Resume fraud. In 2002 the Veritas Software company found out that its chief financial officer did not actually have the MBA he had listed on his resume. They fired him, and the value of the company's stock dropped 19%. Kroll, Inc., a firm that specializes in investigating such matters, said that they believe as many as 25% of back ground checks might reveal false information. How many such random checks would they have to do to esti mate the true percentage of people who misrepresent their backgrounds to within ±5% with 98% confidence?

Answer 1

They would have to do 407 such checks.

Explanation:

In a sample with a number n of people surveyed with a probability of a success of
`\pi`, and a confidence level of
`1-\alpha`, we have the following confidence interval of proportions.

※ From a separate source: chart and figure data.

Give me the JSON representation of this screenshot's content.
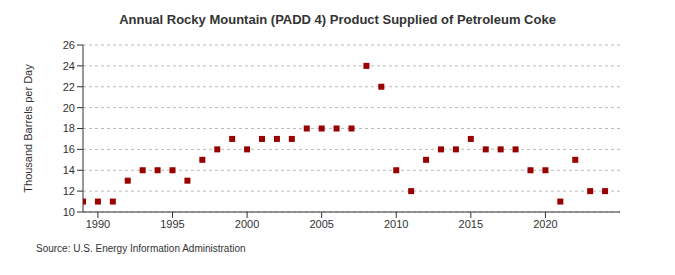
{
  "chart_data": {
    "type": "scatter",
    "title": "Annual Rocky Mountain (PADD 4) Product Supplied of Petroleum Coke",
    "y_label": "Thousand Barrels per Day",
    "source": "Source: U.S. Energy Information Administration",
    "x": [
      1989,
      1990,
      1991,
      1992,
      1993,
      1994,
      1995,
      1996,
      1997,
      1998,
      1999,
      2000,
      2001,
      2002,
      2003,
      2004,
      2005,
      2006,
      2007,
      2008,
      2009,
      2010,
      2011,
      2012,
      2013,
      2014,
      2015,
      2016,
      2017,
      2018,
      2019,
      2020,
      2021,
      2022,
      2023,
      2024
    ],
    "values": [
      11,
      11,
      11,
      13,
      14,
      14,
      14,
      13,
      15,
      16,
      17,
      16,
      17,
      17,
      17,
      18,
      18,
      18,
      18,
      24,
      22,
      14,
      12,
      15,
      16,
      16,
      17,
      16,
      16,
      16,
      14,
      14,
      11,
      15,
      12,
      12
    ],
    "color": "#990000",
    "marker": "square",
    "xlim": [
      1989,
      2025
    ],
    "xticks": [
      1990,
      1995,
      2000,
      2005,
      2010,
      2015,
      2020
    ],
    "ylim": [
      10,
      26
    ],
    "yticks": [
      10,
      12,
      14,
      16,
      18,
      20,
      22,
      24,
      26
    ],
    "grid": true
  }
}
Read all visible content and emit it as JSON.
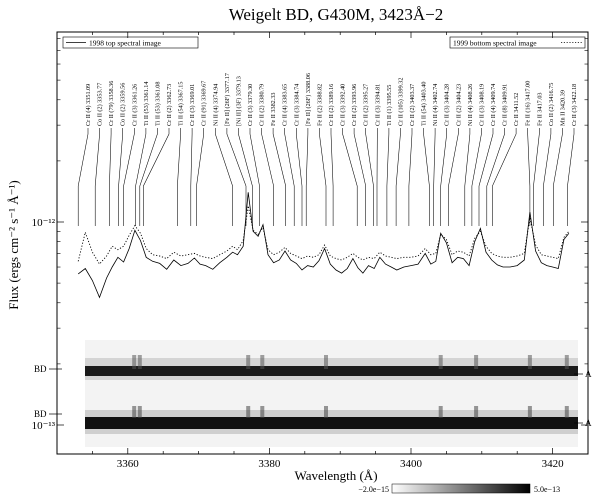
{
  "chart_data": {
    "type": "line",
    "title": "Weigelt BD, G430M, 3423Å−2",
    "xlabel": "Wavelength (Å)",
    "ylabel": "Flux (ergs cm⁻² s⁻¹ Å⁻¹)",
    "x_range": [
      3350,
      3425
    ],
    "y_scale": "log",
    "x_ticks": [
      "3360",
      "3380",
      "3400",
      "3420"
    ],
    "y_ticks": [
      "10⁻¹²",
      "10⁻¹³"
    ],
    "legend": {
      "left": "1998 top spectral image",
      "right": "1999 bottom spectral image"
    },
    "colorbar": {
      "min_label": "−2.0e−15",
      "max_label": "5.0e−13"
    },
    "image_labels": {
      "left": "BD",
      "right": "A"
    },
    "line_ids": [
      {
        "label": "Cr II (4) 3351.09",
        "x": 3353.0
      },
      {
        "label": "Co II (2) 3353.77",
        "x": 3355.4
      },
      {
        "label": "Cr II (79) 3358.36",
        "x": 3357.4
      },
      {
        "label": "Co II (2) 3359.56",
        "x": 3358.7
      },
      {
        "label": "Cr II (3) 3361.26",
        "x": 3359.4
      },
      {
        "label": "Ti II (53) 3361.14",
        "x": 3361.1
      },
      {
        "label": "Ti II (53) 3361.08",
        "x": 3361.7
      },
      {
        "label": "Cr II (2) 3362.73",
        "x": 3362.2
      },
      {
        "label": "Ti II (54) 3367.15",
        "x": 3367.0
      },
      {
        "label": "Cr II (3) 3369.01",
        "x": 3368.9
      },
      {
        "label": "Cr II (91) 3369.67",
        "x": 3369.7
      },
      {
        "label": "Ni II (4) 3374.94",
        "x": 3374.8
      },
      {
        "label": "[Fe II] (26F) 3377.17",
        "x": 3376.7
      },
      {
        "label": "[Ni II] (3F) 3379.13",
        "x": 3377.6
      },
      {
        "label": "Cr II (3) 3379.30",
        "x": 3378.6
      },
      {
        "label": "Cr II (2) 3380.79",
        "x": 3380.6
      },
      {
        "label": "Fe II 3382.33",
        "x": 3382.3
      },
      {
        "label": "Cr II (4) 3383.65",
        "x": 3383.5
      },
      {
        "label": "Cr II (3) 3384.74",
        "x": 3384.6
      },
      {
        "label": "[Fe II] (26F) 3388.06",
        "x": 3385.2
      },
      {
        "label": "Fe II (2) 3388.82",
        "x": 3388.0
      },
      {
        "label": "Cr II (2) 3389.16",
        "x": 3389.0
      },
      {
        "label": "Cr II (3) 3392.40",
        "x": 3392.4
      },
      {
        "label": "Cr II (2) 3393.96",
        "x": 3393.6
      },
      {
        "label": "Cr II (2) 3395.27",
        "x": 3394.7
      },
      {
        "label": "Cr II (3) 3394.81",
        "x": 3395.2
      },
      {
        "label": "Ti II (1) 3395.55",
        "x": 3396.6
      },
      {
        "label": "Cr II (105) 3399.32",
        "x": 3397.9
      },
      {
        "label": "Cr II (2) 3403.37",
        "x": 3399.7
      },
      {
        "label": "Ti II (54) 3403.40",
        "x": 3402.6
      },
      {
        "label": "Ni II (4) 3402.74",
        "x": 3403.2
      },
      {
        "label": "Cr II (3) 3404.28",
        "x": 3404.2
      },
      {
        "label": "Cr II (2) 3404.23",
        "x": 3405.3
      },
      {
        "label": "Ni II (4) 3408.26",
        "x": 3407.6
      },
      {
        "label": "Cr II (3) 3408.19",
        "x": 3408.6
      },
      {
        "label": "Cr II (4) 3409.74",
        "x": 3409.6
      },
      {
        "label": "Cr II (8) 3409.91",
        "x": 3410.7
      },
      {
        "label": "Cr II 3411.52",
        "x": 3411.5
      },
      {
        "label": "Fe II (16) 3417.00",
        "x": 3416.8
      },
      {
        "label": "Fe II 3417.03",
        "x": 3417.3
      },
      {
        "label": "Co II (2) 3416.75",
        "x": 3418.7
      },
      {
        "label": "Mn II 3420.39",
        "x": 3420.1
      },
      {
        "label": "Cr II (3) 3422.18",
        "x": 3422.1
      }
    ],
    "series": [
      {
        "name": "1998 top spectral image",
        "style": "solid",
        "x": [
          3353.0,
          3354.0,
          3355.0,
          3356.0,
          3357.0,
          3357.8,
          3358.6,
          3359.4,
          3360.2,
          3361.0,
          3361.8,
          3362.6,
          3363.5,
          3364.5,
          3365.5,
          3366.5,
          3367.5,
          3368.5,
          3369.4,
          3370.2,
          3371.0,
          3372.0,
          3373.0,
          3374.0,
          3374.8,
          3375.5,
          3376.3,
          3377.0,
          3377.7,
          3378.4,
          3379.1,
          3379.8,
          3380.6,
          3381.4,
          3382.2,
          3383.0,
          3383.8,
          3384.6,
          3385.4,
          3386.2,
          3387.0,
          3387.8,
          3388.6,
          3389.4,
          3390.2,
          3391.0,
          3391.8,
          3392.5,
          3393.2,
          3394.0,
          3394.8,
          3395.6,
          3396.4,
          3397.2,
          3398.0,
          3399.0,
          3400.0,
          3401.0,
          3402.0,
          3402.8,
          3403.5,
          3404.2,
          3405.0,
          3405.8,
          3406.6,
          3407.4,
          3408.2,
          3409.0,
          3409.8,
          3410.6,
          3411.4,
          3412.2,
          3413.0,
          3414.0,
          3415.0,
          3416.0,
          3416.8,
          3417.6,
          3418.4,
          3419.2,
          3420.0,
          3420.8,
          3421.6,
          3422.3
        ],
        "y": [
          5.55e-13,
          5.9e-13,
          5.15e-13,
          4.25e-13,
          5.3e-13,
          6e-13,
          6.7e-13,
          6.35e-13,
          7.4e-13,
          9.1e-13,
          8.1e-13,
          6.7e-13,
          6.4e-13,
          6.25e-13,
          5.85e-13,
          6.5e-13,
          6.1e-13,
          6.25e-13,
          6.65e-13,
          6.2e-13,
          6.1e-13,
          5.85e-13,
          6.3e-13,
          6.7e-13,
          7.1e-13,
          6.9e-13,
          7.6e-13,
          1.4e-12,
          9e-13,
          8.5e-13,
          9.7e-13,
          6.9e-13,
          6.3e-13,
          6.5e-13,
          7.2e-13,
          6.5e-13,
          6.25e-13,
          5.8e-13,
          6.1e-13,
          6e-13,
          6.45e-13,
          7.4e-13,
          6.2e-13,
          5.8e-13,
          5.6e-13,
          5.9e-13,
          6.6e-13,
          5.95e-13,
          5.6e-13,
          6.1e-13,
          5.9e-13,
          6.7e-13,
          6.2e-13,
          6e-13,
          5.8e-13,
          6e-13,
          6.1e-13,
          6.2e-13,
          7e-13,
          6.2e-13,
          6.4e-13,
          8.8e-13,
          7.9e-13,
          6.3e-13,
          6.7e-13,
          6.6e-13,
          6.1e-13,
          8e-13,
          9.3e-13,
          7.1e-13,
          6.5e-13,
          6.15e-13,
          6e-13,
          6e-13,
          6.1e-13,
          6.5e-13,
          1.12e-12,
          7.2e-13,
          6.3e-13,
          6.1e-13,
          6e-13,
          5.9e-13,
          8.2e-13,
          8.8e-13
        ]
      },
      {
        "name": "1999 bottom spectral image",
        "style": "dotted",
        "x": [
          3353.0,
          3354.0,
          3355.0,
          3356.0,
          3357.0,
          3357.8,
          3358.6,
          3359.4,
          3360.2,
          3361.0,
          3361.8,
          3362.6,
          3363.5,
          3364.5,
          3365.5,
          3366.5,
          3367.5,
          3368.5,
          3369.4,
          3370.2,
          3371.0,
          3372.0,
          3373.0,
          3374.0,
          3374.8,
          3375.5,
          3376.3,
          3377.0,
          3377.7,
          3378.4,
          3379.1,
          3379.8,
          3380.6,
          3381.4,
          3382.2,
          3383.0,
          3383.8,
          3384.6,
          3385.4,
          3386.2,
          3387.0,
          3387.8,
          3388.6,
          3389.4,
          3390.2,
          3391.0,
          3391.8,
          3392.5,
          3393.2,
          3394.0,
          3394.8,
          3395.6,
          3396.4,
          3397.2,
          3398.0,
          3399.0,
          3400.0,
          3401.0,
          3402.0,
          3402.8,
          3403.5,
          3404.2,
          3405.0,
          3405.8,
          3406.6,
          3407.4,
          3408.2,
          3409.0,
          3409.8,
          3410.6,
          3411.4,
          3412.2,
          3413.0,
          3414.0,
          3415.0,
          3416.0,
          3416.8,
          3417.6,
          3418.4,
          3419.2,
          3420.0,
          3420.8,
          3421.6,
          3422.3
        ],
        "y": [
          6.4e-13,
          8.9e-13,
          7.1e-13,
          6.2e-13,
          6.8e-13,
          7.6e-13,
          7.3e-13,
          7.6e-13,
          8.6e-13,
          9.6e-13,
          8.8e-13,
          7.4e-13,
          6.9e-13,
          6.8e-13,
          6.6e-13,
          7.1e-13,
          6.8e-13,
          6.9e-13,
          7e-13,
          6.8e-13,
          6.7e-13,
          6.6e-13,
          6.9e-13,
          7.2e-13,
          7.6e-13,
          7.3e-13,
          8.1e-13,
          1.2e-12,
          9.1e-13,
          8.7e-13,
          9.4e-13,
          7.3e-13,
          6.9e-13,
          7.1e-13,
          7.5e-13,
          7e-13,
          6.8e-13,
          6.6e-13,
          6.8e-13,
          6.7e-13,
          6.9e-13,
          7.7e-13,
          6.8e-13,
          6.6e-13,
          6.5e-13,
          6.7e-13,
          7e-13,
          6.7e-13,
          6.5e-13,
          6.7e-13,
          6.6e-13,
          7.1e-13,
          6.8e-13,
          6.7e-13,
          6.6e-13,
          6.7e-13,
          6.7e-13,
          6.8e-13,
          7.4e-13,
          6.9e-13,
          7e-13,
          8.7e-13,
          8.2e-13,
          6.9e-13,
          7.2e-13,
          7.1e-13,
          6.8e-13,
          8.3e-13,
          9e-13,
          7.6e-13,
          7e-13,
          6.8e-13,
          6.7e-13,
          6.7e-13,
          6.8e-13,
          7e-13,
          1.05e-12,
          7.7e-13,
          6.9e-13,
          6.8e-13,
          6.7e-13,
          6.6e-13,
          8.4e-13,
          9e-13
        ]
      }
    ]
  }
}
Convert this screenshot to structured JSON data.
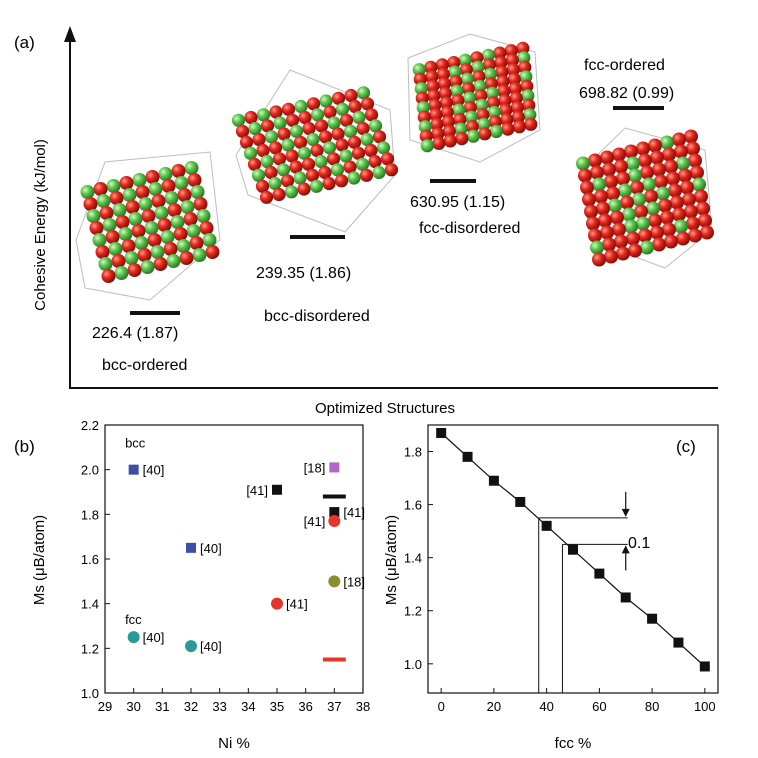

`\pi \pm z\sqrt{(\pi(1-\pi))/(n)}`

In which

z is the z-score that has a p-value of
`1 - (\alpha)/(2)`.

The margin of error is of:

`M = z\sqrt{(\pi(1-\pi))/(n)}`

Kroll, Inc., a firm that specializes in investigating such matters, said that they believe as many as 25% of back ground checks might reveal false information.

This means that
`\pi = 0.25`

98% confidence level

So
`\alpha = 0.02`, z is the value of Z that has a p-value of
`1 - (0.02)/(2) = 0.99`, so
`Z = 2.327`.

How many such random checks would they have to do to esti mate the true percentage of people who misrepresent their backgrounds to within ±5% with 98% confidence?

This is n for which M = 0.05. So

`M = z\sqrt{(\pi(1-\pi))/(n)}`

`0.05 = 2.327\sqrt{(0.25*0.75)/(n)}`

`0.05√(n) = 2.327√(0.25*0.75)`

`√(n) = (2.327√(0.25*0.75))/(0.05)`

`(√(n))^2 = ((2.327√(0.25*0.75))/(0.05))^2`

`n = 406.12`

Rounding up:

They would have to do 407 such checks.